What is a Bloom Filter?
A Bloom filter is a space-efficient probabilistic data structure that tests whether an element is a member of a set. It can tell you:
- "Definitely not in the set" — guaranteed correct (zero false negatives)
- "Probably in the set" — might be wrong (false positives are possible)
How it works
- Allocate a bit array of m bits, all initialized to 0.
- Choose k independent hash functions, each mapping an element to one of the m positions.
- Add(element): compute k hash positions, set all k bits to 1.
- MightContain(element): compute k hash positions. If all k bits are 1, return true (probably in set).

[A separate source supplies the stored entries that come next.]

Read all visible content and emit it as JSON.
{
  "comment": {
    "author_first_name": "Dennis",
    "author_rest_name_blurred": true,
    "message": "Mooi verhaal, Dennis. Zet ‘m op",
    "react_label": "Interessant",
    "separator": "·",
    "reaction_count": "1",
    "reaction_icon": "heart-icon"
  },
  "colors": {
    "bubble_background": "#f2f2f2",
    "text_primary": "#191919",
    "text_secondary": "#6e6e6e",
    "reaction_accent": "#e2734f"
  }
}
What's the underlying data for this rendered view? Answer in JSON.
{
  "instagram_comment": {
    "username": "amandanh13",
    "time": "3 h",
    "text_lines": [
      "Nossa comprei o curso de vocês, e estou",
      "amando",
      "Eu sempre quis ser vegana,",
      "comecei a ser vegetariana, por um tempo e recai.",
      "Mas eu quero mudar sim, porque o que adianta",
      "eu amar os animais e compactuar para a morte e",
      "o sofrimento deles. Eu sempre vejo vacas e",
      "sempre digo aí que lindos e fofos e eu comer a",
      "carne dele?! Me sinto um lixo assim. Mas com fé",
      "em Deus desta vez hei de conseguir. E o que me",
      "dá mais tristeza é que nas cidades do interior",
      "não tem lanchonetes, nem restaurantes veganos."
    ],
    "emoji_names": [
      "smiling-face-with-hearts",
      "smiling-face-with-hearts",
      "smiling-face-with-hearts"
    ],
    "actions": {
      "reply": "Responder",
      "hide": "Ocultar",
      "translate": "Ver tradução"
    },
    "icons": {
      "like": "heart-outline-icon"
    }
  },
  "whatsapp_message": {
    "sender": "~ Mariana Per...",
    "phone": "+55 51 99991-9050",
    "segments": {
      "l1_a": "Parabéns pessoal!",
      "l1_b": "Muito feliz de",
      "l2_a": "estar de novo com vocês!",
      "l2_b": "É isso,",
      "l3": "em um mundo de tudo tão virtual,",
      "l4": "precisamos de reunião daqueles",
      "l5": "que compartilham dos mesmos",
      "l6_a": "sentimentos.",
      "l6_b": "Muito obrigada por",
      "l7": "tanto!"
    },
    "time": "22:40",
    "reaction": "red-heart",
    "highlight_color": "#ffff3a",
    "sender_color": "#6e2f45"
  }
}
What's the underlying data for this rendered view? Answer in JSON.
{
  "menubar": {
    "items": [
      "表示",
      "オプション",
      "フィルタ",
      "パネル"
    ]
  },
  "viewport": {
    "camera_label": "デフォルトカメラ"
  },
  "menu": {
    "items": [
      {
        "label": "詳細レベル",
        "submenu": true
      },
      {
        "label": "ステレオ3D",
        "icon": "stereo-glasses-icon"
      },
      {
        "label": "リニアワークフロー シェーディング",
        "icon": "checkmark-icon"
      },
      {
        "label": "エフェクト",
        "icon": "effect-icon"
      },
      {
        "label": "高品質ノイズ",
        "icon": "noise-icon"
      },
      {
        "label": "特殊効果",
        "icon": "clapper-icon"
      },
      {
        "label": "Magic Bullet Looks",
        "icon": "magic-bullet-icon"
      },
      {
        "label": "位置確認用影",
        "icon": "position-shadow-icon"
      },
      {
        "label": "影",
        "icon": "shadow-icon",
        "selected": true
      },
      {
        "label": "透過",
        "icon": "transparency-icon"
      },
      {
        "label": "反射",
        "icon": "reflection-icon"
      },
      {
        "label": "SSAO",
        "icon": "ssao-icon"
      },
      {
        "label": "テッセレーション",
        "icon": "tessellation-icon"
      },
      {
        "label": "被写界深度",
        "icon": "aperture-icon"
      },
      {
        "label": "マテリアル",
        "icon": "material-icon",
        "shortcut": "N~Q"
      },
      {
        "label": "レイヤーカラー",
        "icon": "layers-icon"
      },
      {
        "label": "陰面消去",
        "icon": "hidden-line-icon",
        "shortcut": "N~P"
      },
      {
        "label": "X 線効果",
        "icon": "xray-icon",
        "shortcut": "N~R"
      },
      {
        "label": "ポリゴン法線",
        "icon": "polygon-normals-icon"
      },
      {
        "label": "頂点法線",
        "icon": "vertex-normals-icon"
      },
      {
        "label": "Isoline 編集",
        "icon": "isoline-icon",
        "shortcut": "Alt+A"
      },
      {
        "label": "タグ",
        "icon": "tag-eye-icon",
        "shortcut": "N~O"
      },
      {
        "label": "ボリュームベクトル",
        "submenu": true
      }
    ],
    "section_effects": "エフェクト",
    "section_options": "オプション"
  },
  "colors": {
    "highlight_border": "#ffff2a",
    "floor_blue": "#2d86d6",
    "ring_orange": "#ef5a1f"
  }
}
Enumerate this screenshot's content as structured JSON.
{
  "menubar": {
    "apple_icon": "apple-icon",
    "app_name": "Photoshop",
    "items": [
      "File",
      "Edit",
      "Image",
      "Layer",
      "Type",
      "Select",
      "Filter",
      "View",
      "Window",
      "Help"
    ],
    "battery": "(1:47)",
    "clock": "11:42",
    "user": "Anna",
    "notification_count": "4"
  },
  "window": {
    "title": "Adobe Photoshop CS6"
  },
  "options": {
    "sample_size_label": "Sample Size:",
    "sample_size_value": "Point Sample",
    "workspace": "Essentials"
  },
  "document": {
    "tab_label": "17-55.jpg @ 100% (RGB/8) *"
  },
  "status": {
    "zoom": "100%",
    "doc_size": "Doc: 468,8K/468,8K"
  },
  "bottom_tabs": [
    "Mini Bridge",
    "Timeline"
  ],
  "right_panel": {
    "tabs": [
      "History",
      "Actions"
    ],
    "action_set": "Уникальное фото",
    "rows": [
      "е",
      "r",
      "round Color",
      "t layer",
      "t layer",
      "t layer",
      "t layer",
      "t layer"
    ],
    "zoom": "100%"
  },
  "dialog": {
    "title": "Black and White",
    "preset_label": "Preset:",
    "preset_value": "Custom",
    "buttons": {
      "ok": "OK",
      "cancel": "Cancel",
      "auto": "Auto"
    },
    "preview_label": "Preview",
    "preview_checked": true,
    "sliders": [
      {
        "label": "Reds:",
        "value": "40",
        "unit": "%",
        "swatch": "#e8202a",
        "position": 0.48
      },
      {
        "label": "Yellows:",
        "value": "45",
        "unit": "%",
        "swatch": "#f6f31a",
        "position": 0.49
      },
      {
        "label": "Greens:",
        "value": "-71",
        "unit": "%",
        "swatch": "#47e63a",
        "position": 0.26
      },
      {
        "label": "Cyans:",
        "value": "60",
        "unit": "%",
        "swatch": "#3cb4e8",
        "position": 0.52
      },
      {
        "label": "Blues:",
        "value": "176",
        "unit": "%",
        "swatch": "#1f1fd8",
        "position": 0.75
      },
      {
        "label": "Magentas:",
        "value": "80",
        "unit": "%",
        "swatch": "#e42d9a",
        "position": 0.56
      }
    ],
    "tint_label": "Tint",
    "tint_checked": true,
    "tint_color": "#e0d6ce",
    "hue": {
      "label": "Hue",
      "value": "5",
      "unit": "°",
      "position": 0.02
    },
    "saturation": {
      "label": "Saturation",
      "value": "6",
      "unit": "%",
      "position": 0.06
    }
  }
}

If any bit is 0, return false (definitely not in set).
Why false positives happen
Different elements can set overlapping bits. After enough insertions, a query element might find all its k bits already set by other elements — a false positive.
Math
The false positive probability after inserting n elements into a filter with m bits and k hash functions is approximately:
p ≈ (1 - e^(-kn/m))^k
The optimal number of hash functions: k = (m/n) · ln(2)
Complexity
| Operation | Time | Space |
|---|---|---|
| Add | O(k) | O(m) |
| MightContain | O(k) | O(m) |
Bloom filters do not support deletion (unsetting a bit could affect other elements). Counting Bloom filters solve this by using counters instead of bits.
Real-Life: Web Crawler Deduplication
Google's web crawler needs to track billions of URLs it has already visited. Storing every URL in a hash set would require terabytes of RAM. Instead, it uses a Bloom filter:
- Before fetching a URL, check the Bloom filter. If it says "not seen", fetch and crawl it, then add it to the filter.
- If it says "probably seen", skip it. The occasional false positive just means a rarely re-crawled page — acceptable.
Other real-world uses:
- Databases (LSM trees): Before searching an SSTable on disk, check its Bloom filter. If the key is definitely not there, skip the expensive disk read. LevelDB, RocksDB, and Cassandra all use this.
- Chrome's Safe Browsing: your browser checks URLs against a local Bloom filter of known-malicious URLs before sending anything to Google's servers.
- Medium: uses Bloom filters to avoid recommending articles a user has already read.